The Black House

  • Peter May
  • Silver Oak
  • 368 pp.

An Edinburgh detective is sent to investigate a brutal killing on the Isle of Lewis, where his police work gets tripped up by a flood of personal memories.

Reviewed by Lawrence De Maria

What The Black House is: well written, educational, innovative and character-driven.

What The Black House isn’t: a true thriller or mystery.

That’s not a fatal flaw, although it may present a problem for readers expecting either of those genres, and who may even feel misled by the publisher’s promotional material suggesting that The Black House is a police procedural.

True, the book’s protagonist, Fin Macleod, is an Edinburgh detective sent to investigate a brutal killing on the Isle of Lewis, the close-knit and hardscrabble Scottish community where he happened to be born. But police work soon takes a back seat to the flood of memories, some long-suppressed, that bedevil Fin, who is reeling from the tragic death of his eight-year-old child only a month earlier. Indeed, the detective’s assignment is an obvious ploy by his rather unsympathetic superiors to get his mind back on cop work. (The idea that a grieving father, whose marriage is also unraveling, is up to the task after only a month is a tad unbelievable.) As for the Isle of Lewis constabulary, other than some sympathetic underlings who take to the returning native son, they aren’t too thrilled to have an Edinburgh hotshot second-guessing them.

The murder victim? The widely and long-despised Angel Macritchie. Suspects? Apparently the entire population of the Isle, presumably minus Fin Macleod, although the detective himself was no fan of Angel when growing up.

The author, Peter May, knows his turf, or peat, or sod, whatever. He is a talented and prolific wordsmith, writer of several stand-alone novels and two series featuring other sleuths: the “China Thrillers,” with Beijing detective Li Yan and American forensic pathologist Margaret Campbell, and the “Enzo Files,” detailing the exploits of Scottish forensic scientist Enzo MacLeod. His descriptions of the geography and customs of the Scottish Western Isles in the Outer Hebrides, where this first of what is a planned Lewis trilogy is set, are encyclopedic. A scriptwriter before he turned to novel writing, May is a 15-year veteran of prime-time British television, a background that often shows, not always to good effect, in the sudden twists and turns of The Black House.

The novel is written in both the first and third person. The activities of Fin, the detective, are narrated. The recollections of Fin, the boy, are related in his own voice. Not surprisingly, the latter style makes for a more interesting read, since many of the characters (suspects, all) are developed and given motives through the recollections of the young Fin.

And what recollections! It would be unfair to reveal them, since that would give away too many secrets. Suffice it to say that the local custom of guga hunting, a bloody male rite of passage that entails going to a nearby rocky island to massacre helpless birds (gannets), may be one of the more pleasant memories Fin dredges up — other than adolescent sex romps in the barn and teenage pranks that go hilariously awry. Indeed, most of Fin’s memories would lead a reader to surmise that being a guga and having one’s neck wrung is not that much worse than growing up as a misunderstood teenager on the Isle of Lewis.

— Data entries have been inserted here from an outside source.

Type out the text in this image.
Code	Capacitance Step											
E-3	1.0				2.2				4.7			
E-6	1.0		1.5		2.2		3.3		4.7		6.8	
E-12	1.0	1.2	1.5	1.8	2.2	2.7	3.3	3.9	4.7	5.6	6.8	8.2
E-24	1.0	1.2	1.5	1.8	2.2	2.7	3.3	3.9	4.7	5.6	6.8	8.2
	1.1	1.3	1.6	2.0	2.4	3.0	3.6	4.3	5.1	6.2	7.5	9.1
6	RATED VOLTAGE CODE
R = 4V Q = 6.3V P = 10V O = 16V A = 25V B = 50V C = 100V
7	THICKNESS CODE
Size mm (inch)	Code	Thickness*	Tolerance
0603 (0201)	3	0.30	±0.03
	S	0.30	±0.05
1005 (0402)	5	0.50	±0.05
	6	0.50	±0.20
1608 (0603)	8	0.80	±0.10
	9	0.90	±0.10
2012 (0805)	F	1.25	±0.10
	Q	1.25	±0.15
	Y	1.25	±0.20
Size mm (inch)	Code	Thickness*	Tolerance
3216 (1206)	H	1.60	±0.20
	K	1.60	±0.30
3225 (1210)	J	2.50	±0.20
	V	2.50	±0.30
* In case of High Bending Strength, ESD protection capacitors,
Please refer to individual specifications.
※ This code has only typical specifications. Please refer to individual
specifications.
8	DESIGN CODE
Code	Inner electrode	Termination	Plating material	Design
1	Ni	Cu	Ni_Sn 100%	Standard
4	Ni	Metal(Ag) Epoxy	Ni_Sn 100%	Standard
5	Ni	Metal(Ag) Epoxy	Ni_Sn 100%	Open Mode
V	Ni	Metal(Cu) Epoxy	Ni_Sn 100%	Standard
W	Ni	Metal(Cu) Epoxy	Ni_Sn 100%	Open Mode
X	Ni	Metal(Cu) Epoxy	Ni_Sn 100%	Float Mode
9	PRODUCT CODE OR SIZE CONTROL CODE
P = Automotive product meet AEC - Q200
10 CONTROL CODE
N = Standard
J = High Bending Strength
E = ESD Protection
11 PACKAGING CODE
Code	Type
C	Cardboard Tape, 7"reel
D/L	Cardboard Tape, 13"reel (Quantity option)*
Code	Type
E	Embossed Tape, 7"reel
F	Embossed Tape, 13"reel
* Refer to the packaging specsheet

Bleak back story aside, it should be hard to like a novel in English that needs a crib for English-speakers. But that is not the case. Peter May conveniently supplies one at the start to help with the spellings and pronunciations. Amazingly, for a book full of characters named Coinneach, Fionnlagh, Mamaidh (pronounced Mammy!) and Slainthe mhath (yes, two words, pronounced Slange e vah, with three words), The Black House is something of a page-turner. That is testament to May’s evocative prose, aided by the fact that many of the details in the book will be new to American readers.

Not that they will be tempted to visit the Isle of Lewis any time soon, if Fin Macleod’s youthful experiences are typical: “And it troubled him to think of the boy on the rock, amongst the slaughter and the fiery angels and the wheels of dead meat.”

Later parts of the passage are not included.